Dear Kevin, great job, oh did you know there are white athletes too ????
TO SMARTSISTAH: Why do you think white people comment about the continuous drone of 'black this, black that'? When white people have a 'White Miss America' and the 'White Entertainment Network' and the National Association For White People, and apparently you don't have to be from Africa to be 'African America', The Tuskeegee Airman won World War Two.
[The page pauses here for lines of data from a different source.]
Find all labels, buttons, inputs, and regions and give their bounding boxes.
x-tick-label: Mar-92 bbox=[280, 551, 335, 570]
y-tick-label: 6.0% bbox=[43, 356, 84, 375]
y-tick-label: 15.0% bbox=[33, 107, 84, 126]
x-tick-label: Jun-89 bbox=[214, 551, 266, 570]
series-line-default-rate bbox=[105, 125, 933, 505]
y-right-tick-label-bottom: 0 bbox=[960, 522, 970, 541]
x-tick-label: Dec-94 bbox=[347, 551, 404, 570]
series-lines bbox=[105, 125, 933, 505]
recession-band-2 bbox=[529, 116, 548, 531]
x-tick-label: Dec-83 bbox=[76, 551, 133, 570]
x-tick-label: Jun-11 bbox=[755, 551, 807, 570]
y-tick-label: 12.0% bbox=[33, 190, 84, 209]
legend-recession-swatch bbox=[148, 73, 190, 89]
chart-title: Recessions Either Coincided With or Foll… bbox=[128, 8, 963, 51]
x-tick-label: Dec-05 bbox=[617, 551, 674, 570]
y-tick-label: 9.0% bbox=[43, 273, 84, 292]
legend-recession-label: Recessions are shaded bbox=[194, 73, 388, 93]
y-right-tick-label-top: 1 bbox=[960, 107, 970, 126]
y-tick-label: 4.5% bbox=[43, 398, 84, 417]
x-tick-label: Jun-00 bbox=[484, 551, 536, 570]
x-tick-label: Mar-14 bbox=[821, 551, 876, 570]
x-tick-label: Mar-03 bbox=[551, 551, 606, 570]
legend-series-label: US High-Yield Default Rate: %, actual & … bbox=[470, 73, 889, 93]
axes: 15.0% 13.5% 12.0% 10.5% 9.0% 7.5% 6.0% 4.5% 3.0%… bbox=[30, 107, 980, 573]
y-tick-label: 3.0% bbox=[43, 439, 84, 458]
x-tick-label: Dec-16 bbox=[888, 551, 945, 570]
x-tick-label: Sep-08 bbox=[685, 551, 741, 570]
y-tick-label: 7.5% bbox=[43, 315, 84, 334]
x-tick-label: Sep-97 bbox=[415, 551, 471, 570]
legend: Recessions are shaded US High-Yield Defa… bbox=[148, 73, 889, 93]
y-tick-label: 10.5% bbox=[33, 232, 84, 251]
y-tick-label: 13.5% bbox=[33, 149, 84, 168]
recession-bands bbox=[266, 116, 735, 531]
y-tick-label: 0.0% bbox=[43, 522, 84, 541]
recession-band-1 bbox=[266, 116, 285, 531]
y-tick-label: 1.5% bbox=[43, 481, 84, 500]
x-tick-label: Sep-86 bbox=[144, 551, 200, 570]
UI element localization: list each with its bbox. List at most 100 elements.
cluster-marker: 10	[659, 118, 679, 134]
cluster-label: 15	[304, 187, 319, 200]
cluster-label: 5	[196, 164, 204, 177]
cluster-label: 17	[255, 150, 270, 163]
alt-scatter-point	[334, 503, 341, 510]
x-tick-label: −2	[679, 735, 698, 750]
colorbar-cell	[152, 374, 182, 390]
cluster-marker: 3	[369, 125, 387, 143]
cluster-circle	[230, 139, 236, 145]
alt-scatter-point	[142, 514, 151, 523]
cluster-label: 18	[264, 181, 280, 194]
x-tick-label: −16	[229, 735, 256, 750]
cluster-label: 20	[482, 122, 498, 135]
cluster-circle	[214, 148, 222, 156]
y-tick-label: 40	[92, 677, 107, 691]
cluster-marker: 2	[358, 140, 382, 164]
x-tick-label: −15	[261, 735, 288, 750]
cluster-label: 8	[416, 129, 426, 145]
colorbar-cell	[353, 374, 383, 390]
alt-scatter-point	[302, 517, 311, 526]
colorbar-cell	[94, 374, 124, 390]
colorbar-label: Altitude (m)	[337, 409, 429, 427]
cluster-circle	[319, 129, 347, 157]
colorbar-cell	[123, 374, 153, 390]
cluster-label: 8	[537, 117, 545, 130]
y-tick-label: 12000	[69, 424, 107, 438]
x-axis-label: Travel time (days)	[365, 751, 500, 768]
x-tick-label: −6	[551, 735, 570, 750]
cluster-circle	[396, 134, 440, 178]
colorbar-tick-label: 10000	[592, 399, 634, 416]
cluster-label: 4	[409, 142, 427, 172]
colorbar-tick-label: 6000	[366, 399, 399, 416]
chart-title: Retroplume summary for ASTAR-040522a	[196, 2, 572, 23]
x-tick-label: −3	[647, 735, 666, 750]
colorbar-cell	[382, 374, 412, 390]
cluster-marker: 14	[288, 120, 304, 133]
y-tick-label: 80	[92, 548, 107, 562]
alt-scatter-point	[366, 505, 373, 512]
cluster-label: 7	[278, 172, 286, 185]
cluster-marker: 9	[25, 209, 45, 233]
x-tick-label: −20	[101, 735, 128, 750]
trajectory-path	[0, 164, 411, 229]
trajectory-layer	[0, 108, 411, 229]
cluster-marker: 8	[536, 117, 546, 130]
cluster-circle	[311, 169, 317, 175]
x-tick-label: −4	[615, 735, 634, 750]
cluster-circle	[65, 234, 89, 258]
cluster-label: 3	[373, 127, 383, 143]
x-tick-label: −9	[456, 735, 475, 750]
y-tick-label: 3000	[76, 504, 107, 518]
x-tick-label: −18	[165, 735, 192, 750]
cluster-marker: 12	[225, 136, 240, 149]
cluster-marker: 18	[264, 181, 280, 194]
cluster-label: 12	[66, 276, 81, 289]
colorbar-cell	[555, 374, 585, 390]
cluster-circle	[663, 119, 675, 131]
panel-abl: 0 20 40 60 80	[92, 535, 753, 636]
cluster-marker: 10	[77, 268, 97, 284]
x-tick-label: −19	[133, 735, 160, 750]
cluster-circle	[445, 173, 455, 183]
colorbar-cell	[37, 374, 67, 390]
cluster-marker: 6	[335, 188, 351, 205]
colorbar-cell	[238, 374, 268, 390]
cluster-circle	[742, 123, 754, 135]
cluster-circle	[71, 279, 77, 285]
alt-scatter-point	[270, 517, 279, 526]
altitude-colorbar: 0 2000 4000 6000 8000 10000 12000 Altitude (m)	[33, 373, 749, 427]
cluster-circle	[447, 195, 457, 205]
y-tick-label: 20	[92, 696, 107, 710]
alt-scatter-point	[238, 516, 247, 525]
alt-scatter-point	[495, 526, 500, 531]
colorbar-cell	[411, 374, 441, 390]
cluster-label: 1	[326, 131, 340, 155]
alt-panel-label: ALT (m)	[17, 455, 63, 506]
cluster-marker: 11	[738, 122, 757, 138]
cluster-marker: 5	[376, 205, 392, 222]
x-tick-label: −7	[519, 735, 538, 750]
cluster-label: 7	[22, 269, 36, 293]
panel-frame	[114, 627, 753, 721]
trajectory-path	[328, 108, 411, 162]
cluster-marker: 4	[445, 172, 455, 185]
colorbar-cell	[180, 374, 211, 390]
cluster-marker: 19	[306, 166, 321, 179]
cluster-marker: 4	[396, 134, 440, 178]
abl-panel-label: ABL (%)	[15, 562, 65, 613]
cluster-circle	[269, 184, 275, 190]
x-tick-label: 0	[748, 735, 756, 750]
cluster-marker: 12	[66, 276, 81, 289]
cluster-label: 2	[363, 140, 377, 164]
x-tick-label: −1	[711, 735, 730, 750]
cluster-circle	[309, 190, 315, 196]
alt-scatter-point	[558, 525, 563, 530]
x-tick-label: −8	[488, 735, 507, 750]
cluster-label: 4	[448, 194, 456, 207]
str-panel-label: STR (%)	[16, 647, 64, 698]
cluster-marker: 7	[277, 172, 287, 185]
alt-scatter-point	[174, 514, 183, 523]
Hey, black it up all you want, but every time you talk about not enough black coaches, there are not enough white basketball and football players.
But there is one thing thing you can do better, and thats raise the homicide rate.....I guess I should apologise when people like you and Kevin point out the accomplishments of people that I too find amazing they achieved...
"The question after the Obama euphoria subsides is what the others who make their living like Mutombo will do to honor this president they claimed to be so moved by."
Ask not what you can do for your country - ask what you can do for The Exalted One.
Mutombo is a GREAT MAN. That was the point of this article. If more human beings took their blessings and helped to make a difference, the world would be a better place.